The Premont Rural Tech Project allows students to receive hands-on learning in a multitude of different educational areas, including STEM, teaching, the medical field, and technical skills. Premont teams up with Brooks County ISD and Freer ISD to allow its students the wide array of topics to study.

“We want to expose them to any and all opportunities that students across the country would have,” said Donita Powell, the district’s Director of Technology.

Just five years ago, the school district was in danger of closing down. Enrollment numbers were low, and the district was facing financial troubles. However, now it is being recognized as one of the top rural school districts in the nation.

“It’s thrilling, I can’t tell you how satisfying it is,” VanMatre said. “There is a reason that Premont ISD’s enrollment has increased 45% in the past two years, and that reason is we have really good staff, we have a supportive community, and we have really good people and kids that take advantage of these programs. When you put that together, it gets people’s attention.”

Not only will being named a finalist bring the school district more money to put towards the programs it offers its students, but it will also allow it to work with the Department of Education, and the other finalist districts, to help improve the experience of its students.

“We get expertise, technical assistance from the Department of Education, who will be helping the I’ve districts. At the end of the day, it’s not about who’s a winner and who’s a loser, it’s what can we do for the kids. So, we don’t see the school district in Virginia as a competitor, we see them as a partner,” VanMatre said.

One student who benefits from the Rural Tech Program in Premont is junior Makayla Rodriguez. Rodriguez participates in the medical program.

“As they were explaining this program, it was very interesting, and I wanted to be a part of that, because I do want to become something in the medical field whenever I get older,” Rodriguez said.

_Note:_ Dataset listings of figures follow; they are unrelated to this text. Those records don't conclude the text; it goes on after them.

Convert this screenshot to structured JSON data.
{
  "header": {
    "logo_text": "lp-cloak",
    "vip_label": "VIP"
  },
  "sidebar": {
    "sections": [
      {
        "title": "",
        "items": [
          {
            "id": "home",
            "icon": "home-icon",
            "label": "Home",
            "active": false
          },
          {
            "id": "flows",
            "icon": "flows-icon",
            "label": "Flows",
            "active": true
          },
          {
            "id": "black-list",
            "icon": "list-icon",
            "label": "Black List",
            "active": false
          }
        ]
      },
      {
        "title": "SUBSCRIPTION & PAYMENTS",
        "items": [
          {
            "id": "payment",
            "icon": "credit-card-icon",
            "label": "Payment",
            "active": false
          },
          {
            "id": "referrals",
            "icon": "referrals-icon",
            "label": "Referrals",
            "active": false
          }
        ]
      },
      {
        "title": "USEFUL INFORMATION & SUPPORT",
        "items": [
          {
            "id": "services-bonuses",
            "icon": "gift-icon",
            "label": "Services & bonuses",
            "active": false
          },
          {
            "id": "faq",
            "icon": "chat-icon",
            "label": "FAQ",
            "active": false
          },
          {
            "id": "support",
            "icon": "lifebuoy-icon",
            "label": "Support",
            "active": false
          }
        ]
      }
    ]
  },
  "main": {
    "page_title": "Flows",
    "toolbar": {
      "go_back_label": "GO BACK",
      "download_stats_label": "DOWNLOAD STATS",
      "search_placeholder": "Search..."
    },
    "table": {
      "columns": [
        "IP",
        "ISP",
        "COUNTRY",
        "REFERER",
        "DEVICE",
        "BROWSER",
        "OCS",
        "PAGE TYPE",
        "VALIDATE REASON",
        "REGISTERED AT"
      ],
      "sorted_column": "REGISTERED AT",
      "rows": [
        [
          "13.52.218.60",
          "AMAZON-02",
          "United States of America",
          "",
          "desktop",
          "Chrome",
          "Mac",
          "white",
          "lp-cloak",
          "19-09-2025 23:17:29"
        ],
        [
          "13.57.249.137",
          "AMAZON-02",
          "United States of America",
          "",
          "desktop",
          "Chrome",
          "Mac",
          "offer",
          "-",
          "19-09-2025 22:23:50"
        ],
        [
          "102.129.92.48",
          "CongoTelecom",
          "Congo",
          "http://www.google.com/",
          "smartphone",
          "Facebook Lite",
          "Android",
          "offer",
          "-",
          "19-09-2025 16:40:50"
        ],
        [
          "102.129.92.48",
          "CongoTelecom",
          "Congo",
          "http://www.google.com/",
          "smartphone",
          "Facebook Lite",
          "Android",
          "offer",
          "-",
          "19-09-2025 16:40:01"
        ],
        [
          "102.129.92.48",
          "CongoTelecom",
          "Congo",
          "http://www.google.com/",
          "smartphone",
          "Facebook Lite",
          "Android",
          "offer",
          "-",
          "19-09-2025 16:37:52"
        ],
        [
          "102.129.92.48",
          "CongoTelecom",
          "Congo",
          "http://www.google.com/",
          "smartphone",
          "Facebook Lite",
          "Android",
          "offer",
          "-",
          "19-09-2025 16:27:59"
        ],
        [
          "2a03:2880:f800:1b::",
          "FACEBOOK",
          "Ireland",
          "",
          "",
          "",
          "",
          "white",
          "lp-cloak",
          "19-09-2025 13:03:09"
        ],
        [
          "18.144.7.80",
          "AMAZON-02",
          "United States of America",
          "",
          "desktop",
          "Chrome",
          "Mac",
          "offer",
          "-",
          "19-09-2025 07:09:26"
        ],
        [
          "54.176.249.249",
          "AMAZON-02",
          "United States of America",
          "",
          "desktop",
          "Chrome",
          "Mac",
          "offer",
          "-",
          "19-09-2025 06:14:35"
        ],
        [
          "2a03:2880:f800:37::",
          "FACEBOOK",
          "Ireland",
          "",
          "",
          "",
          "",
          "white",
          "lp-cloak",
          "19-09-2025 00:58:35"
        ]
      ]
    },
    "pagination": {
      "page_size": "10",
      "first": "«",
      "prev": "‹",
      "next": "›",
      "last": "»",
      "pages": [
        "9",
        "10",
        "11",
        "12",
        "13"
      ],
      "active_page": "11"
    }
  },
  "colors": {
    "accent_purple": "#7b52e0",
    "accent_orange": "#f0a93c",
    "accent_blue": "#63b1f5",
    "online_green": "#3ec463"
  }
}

Rodriguez travels to Freer twice a week for the program. On Friday, she took a test to get her EKG certification, which is one of many certifications she will earn through the medical program. She also hopes to earn an Associate’s Degree before she graduates high school.

“It takes a lot of work. I have done many things to get through this. Studying, late nights, and it just means a lot just being able to graduate with an Associate’s so people can see the things we’re able to accomplish,” Rodriguez said.

Lilly Rodriguez is the Parent Liaison for Premont ISD, and Makayla’s mother. She is grateful Makayla and other Premont students have the opportunities they are given by the district.

“Listening to her talk about it, realizing everything she has learned, it’s just so amazing to see, and makes us very proud,” she said. “The school district here in Premont has endless opportunities for our students, and knowing that my daughter is going to be taking advantage of these opportunities, it’s just an amazing thing.”

Not only does the Rural Tech Program allow students to study things they are passionate about, and preparing them for their future, it also allows students to discover exactly what it is that they’re passionate about.

“It just prepares them for their future, gives them a chance to see what they want to be when they grow up,” Lilly Rodriguez said.

Now, Premont will draft, execute, and refine its program over the next two-and-a-half years to compete with the four other finalist districts for the second $100,000 grant. In September 2023, a winner will be chosen.

“I’m just excited about the opportunity for Premont Collegiate High School students,” Powell said.